10 commenti su “Milano | Fiera Tre Torri – CityLife aggiornamento cantiere CityWave: fine gennaio 2026”

  1. Il lavoro è decisamente pesante e incombente e mi ricorda un trampolino. Ormai il quartiere è decisamente troppo affollato e il verde è insufficiente….cara Milano ennesima occasione persa

    Rispondi
    • Bisogna proprio essere in cattiva fede per dire che il verde è insufficiente in City Life.

      E si deve considerare che lo spazio attorno alle grandi infrastrutture ferroviarie e metropolitane è proprio lo spazio da sfruttare per nuove costruzioni, così la gente che vi deve arrivare può farlo in modo sostenibile e non in auto.

      Rispondi
      • Non sono in cattiva fede ma ritengo che gli spazi verdi dovrebbero essere maggiori e che gli spazi costruiti siano eccessivo, visto che non hanno ancora finito di lavorare. La speculazione ha prevalso ancora una volta, anche se il complesso abitativo è uno dei migliori realizzati a Milano assieme a Porta Nuova e Parco Vittoria

        Rispondi
        • Servirebbe portare avanti il progetto di un parco orbitale attorno alla città, smettendo di consumare suolo nelle zone lontane dalla città non raggiunte dal metro.

          In aree urbane così pregiate il mix di verde e costruzioni è invece l’ideale. Anche perché anche il verde costa. E il comune è in costante difficoltà con i conti. Il parco di City Life lo abbiamo grazie agli edifici che ci hanno costruito. Così come la sua manutenzione impeccabile.

          Rispondi
          • Abbiamo sempre detto che bisogna costruire dove arrivano e ci sono i mezzi pubblici.

            Mica è vero che il verde manca. È lo stesso identico verde che c’era prima che costruissero lo sdraiato . Lo sdraiato non ha toccato 1cm del parco realizzato quindi di cosa si discute?
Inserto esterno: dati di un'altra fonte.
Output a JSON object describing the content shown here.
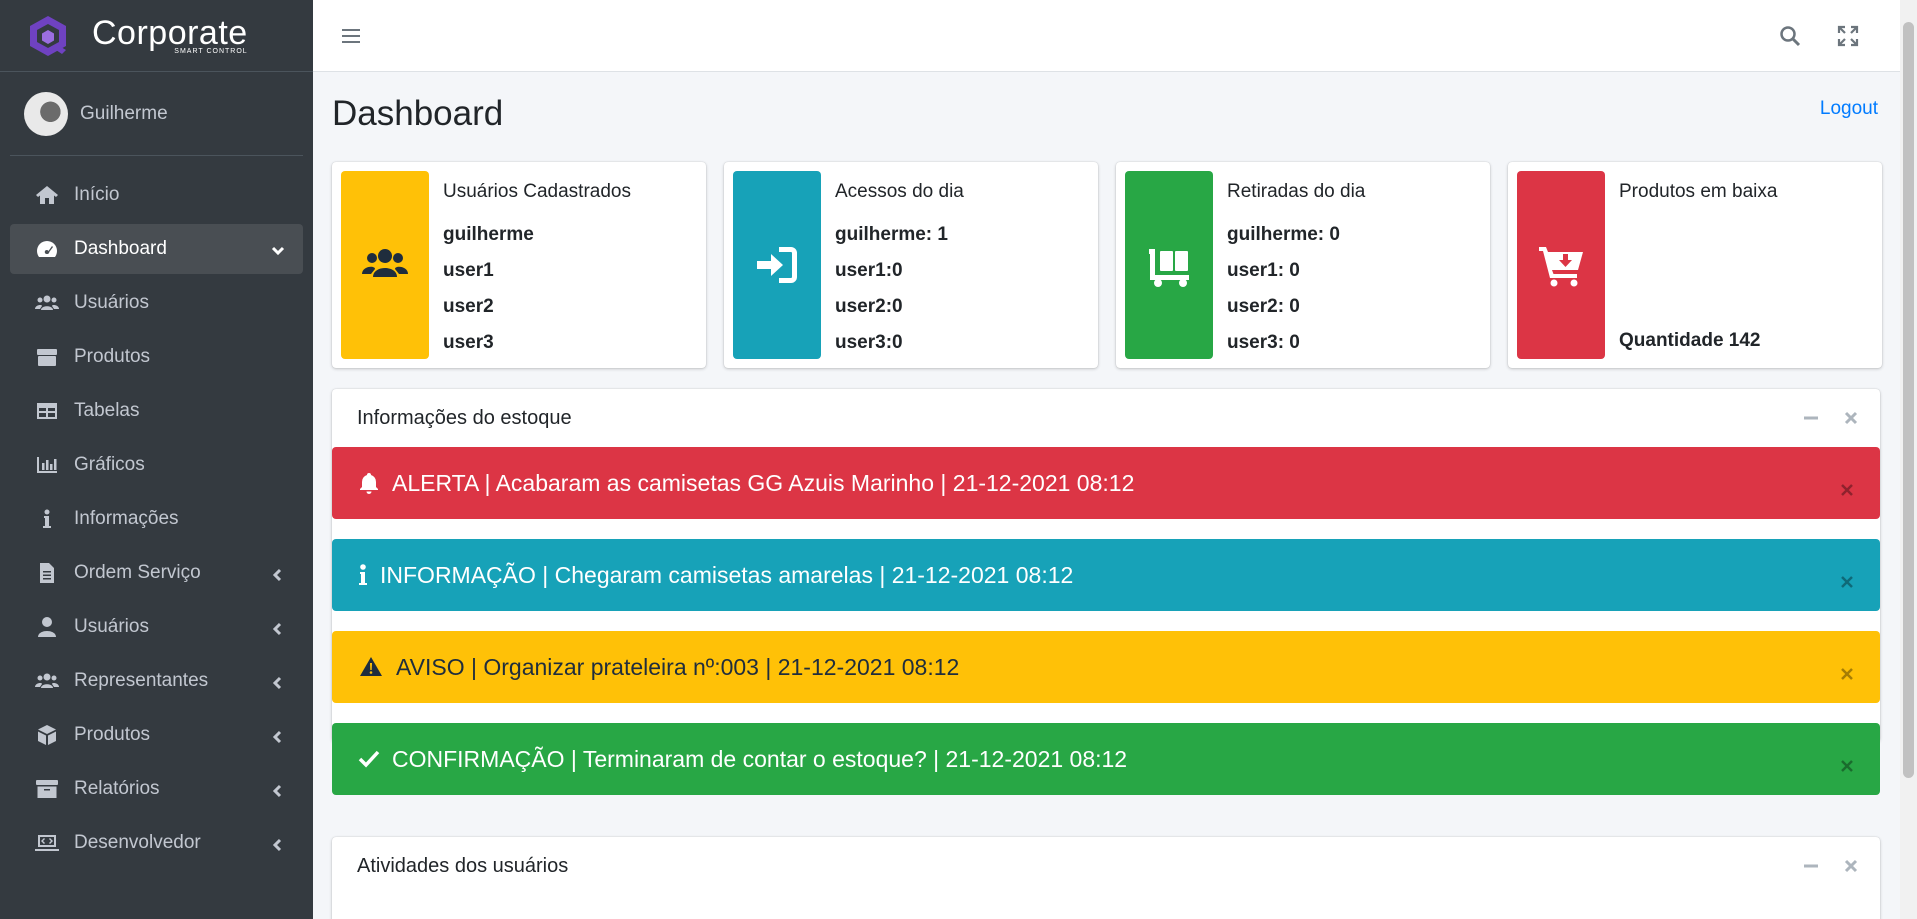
{
  "brand": {
    "title": "Corporate",
    "subtitle": "SMART CONTROL"
  },
  "user": {
    "name": "Guilherme"
  },
  "sidebar": {
    "items": [
      {
        "label": "Início",
        "icon": "home-icon"
      },
      {
        "label": "Dashboard",
        "icon": "dashboard-icon"
      },
      {
        "label": "Usuários",
        "icon": "users-icon"
      },
      {
        "label": "Produtos",
        "icon": "box-icon"
      },
      {
        "label": "Tabelas",
        "icon": "table-icon"
      },
      {
        "label": "Gráficos",
        "icon": "chart-icon"
      },
      {
        "label": "Informações",
        "icon": "info-icon"
      },
      {
        "label": "Ordem Serviço",
        "icon": "file-icon"
      },
      {
        "label": "Usuários",
        "icon": "user-icon"
      },
      {
        "label": "Representantes",
        "icon": "users-icon"
      },
      {
        "label": "Produtos",
        "icon": "cube-icon"
      },
      {
        "label": "Relatórios",
        "icon": "archive-icon"
      },
      {
        "label": "Desenvolvedor",
        "icon": "laptop-code-icon"
      }
    ]
  },
  "main": {
    "title": "Dashboard",
    "logout_label": "Logout"
  },
  "cards": [
    {
      "title": "Usuários Cadastrados",
      "lines": [
        "guilherme",
        "user1",
        "user2",
        "user3"
      ],
      "color": "#ffc107",
      "icon": "users-icon"
    },
    {
      "title": "Acessos do dia",
      "lines": [
        "guilherme: 1",
        "user1:0",
        "user2:0",
        "user3:0"
      ],
      "color": "#17a2b8",
      "icon": "sign-in-icon"
    },
    {
      "title": "Retiradas do dia",
      "lines": [
        "guilherme: 0",
        "user1: 0",
        "user2: 0",
        "user3: 0"
      ],
      "color": "#28a745",
      "icon": "dolly-icon"
    },
    {
      "title": "Produtos em baixa",
      "lines": [
        "Quantidade 142"
      ],
      "color": "#dc3545",
      "icon": "cart-arrow-down-icon"
    }
  ],
  "stock_panel": {
    "title": "Informações do estoque",
    "alerts": [
      {
        "text": "ALERTA | Acabaram as camisetas GG Azuis Marinho | 21-12-2021 08:12",
        "color": "#dc3545",
        "icon": "bell-icon"
      },
      {
        "text": "INFORMAÇÃO | Chegaram camisetas amarelas | 21-12-2021 08:12",
        "color": "#17a2b8",
        "icon": "info-icon"
      },
      {
        "text": "AVISO | Organizar prateleira nº:003 | 21-12-2021 08:12",
        "color": "#ffc107",
        "icon": "warning-icon"
      },
      {
        "text": "CONFIRMAÇÃO | Terminaram de contar o estoque? | 21-12-2021 08:12",
        "color": "#28a745",
        "icon": "check-icon"
      }
    ]
  },
  "activity_panel": {
    "title": "Atividades dos usuários"
  }
}
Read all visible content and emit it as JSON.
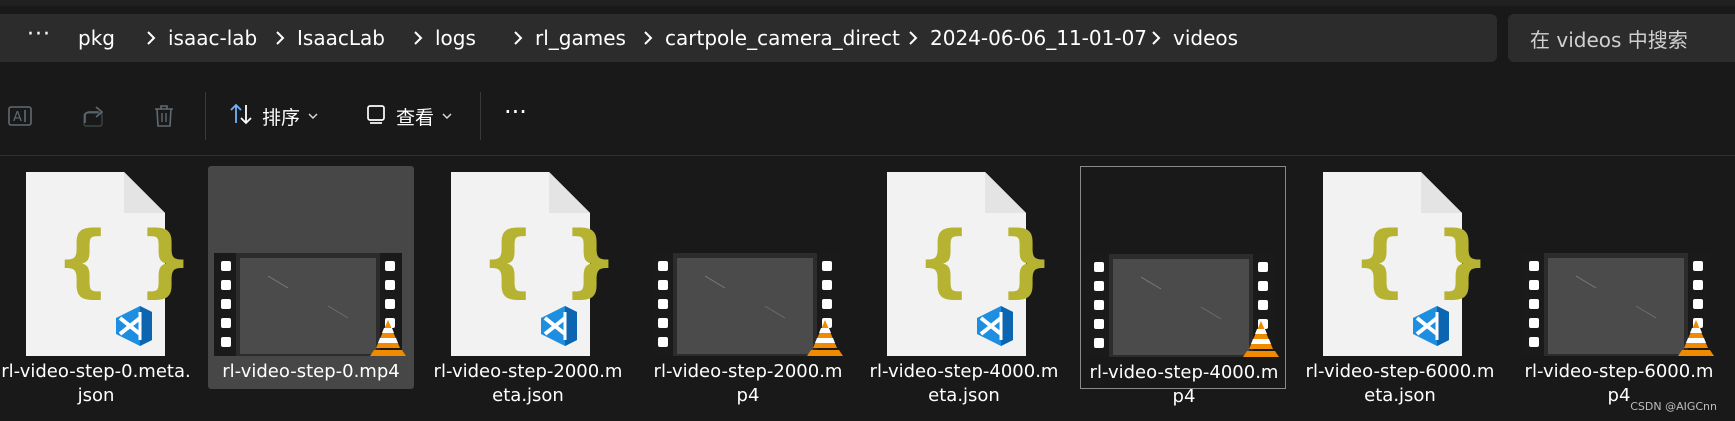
{
  "address_bar": {
    "more": "···",
    "crumbs": [
      "pkg",
      "isaac-lab",
      "IsaacLab",
      "logs",
      "rl_games",
      "cartpole_camera_direct",
      "2024-06-06_11-01-07",
      "videos"
    ]
  },
  "search": {
    "placeholder": "在 videos 中搜索"
  },
  "toolbar": {
    "sort_label": "排序",
    "view_label": "查看",
    "more_label": "···",
    "icons": [
      "rename-icon",
      "share-icon",
      "delete-icon",
      "sort-icon",
      "view-icon",
      "more-icon"
    ]
  },
  "files": [
    {
      "name": "rl-video-step-0.meta.json",
      "kind": "json"
    },
    {
      "name": "rl-video-step-0.mp4",
      "kind": "mp4"
    },
    {
      "name": "rl-video-step-2000.meta.json",
      "kind": "json"
    },
    {
      "name": "rl-video-step-2000.mp4",
      "kind": "mp4"
    },
    {
      "name": "rl-video-step-4000.meta.json",
      "kind": "json"
    },
    {
      "name": "rl-video-step-4000.mp4",
      "kind": "mp4"
    },
    {
      "name": "rl-video-step-6000.meta.json",
      "kind": "json"
    },
    {
      "name": "rl-video-step-6000.mp4",
      "kind": "mp4"
    }
  ],
  "labels": {
    "f0": "rl-video-step-0.meta.\njson",
    "f1": "rl-video-step-0.mp4",
    "f2": "rl-video-step-2000.m\neta.json",
    "f3": "rl-video-step-2000.m\np4",
    "f4": "rl-video-step-4000.m\neta.json",
    "f5": "rl-video-step-4000.m\np4",
    "f6": "rl-video-step-6000.m\neta.json",
    "f7": "rl-video-step-6000.m\np4"
  },
  "watermark": "CSDN @AIGCnn",
  "colors": {
    "json_brace": "#b7b332",
    "vscode_blue": "#1e8ee0",
    "vlc_orange": "#f08a00",
    "selection": "#474747"
  }
}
            Stavolta Milanese ha ragione.

            Dove volete costruire ,dove non ci sono i mezzi in periferia così dopo abbiamo milioni di persone che poi si muovono con l’automobile?

            Le case vann9 concentrate dove ci sono i trasporti pubblici.

        • A Citylife c’è tutto: qualità architettonica, trasporti, verde, piazze, centro commerciale. Criticare questa zona è indice di grande ignoranza. Se vuoi ancora più verde vai in campagna, qui siamo in città. Citylife è un’occasione colta e sfruttata benissimo.

          Rispondi
        • E figurati che in primavera rimuoveranno anche il Gud assieme all’annesso campo da tennis, per far posto ad un’altra, ennesima, torre residenziale.

          Rispondi
      • Si, anch’io penso che il risultato sia insufficiente rispetto all’area immensa dell’ex Fiera. Sono triangolini di aiuole, non si può parlare di un vero parco.. Per fortuna c’è il Parco Sempione, retaggio di un’epoca in cui esisteva ancora l’urbanistica e le scelte nelle città rispondevano alle esigenze degli abitanti e non a quelle del business

        Rispondi
  2. Perfettamente d’accordo con Riccardo. City Life rimane uno degli esempi più significativi realizzati a Milano ma, visto che l’intervento non è ancora completato, è prevalsa la speculazione edilizia e li dico non solo come cittadina ma come professionista.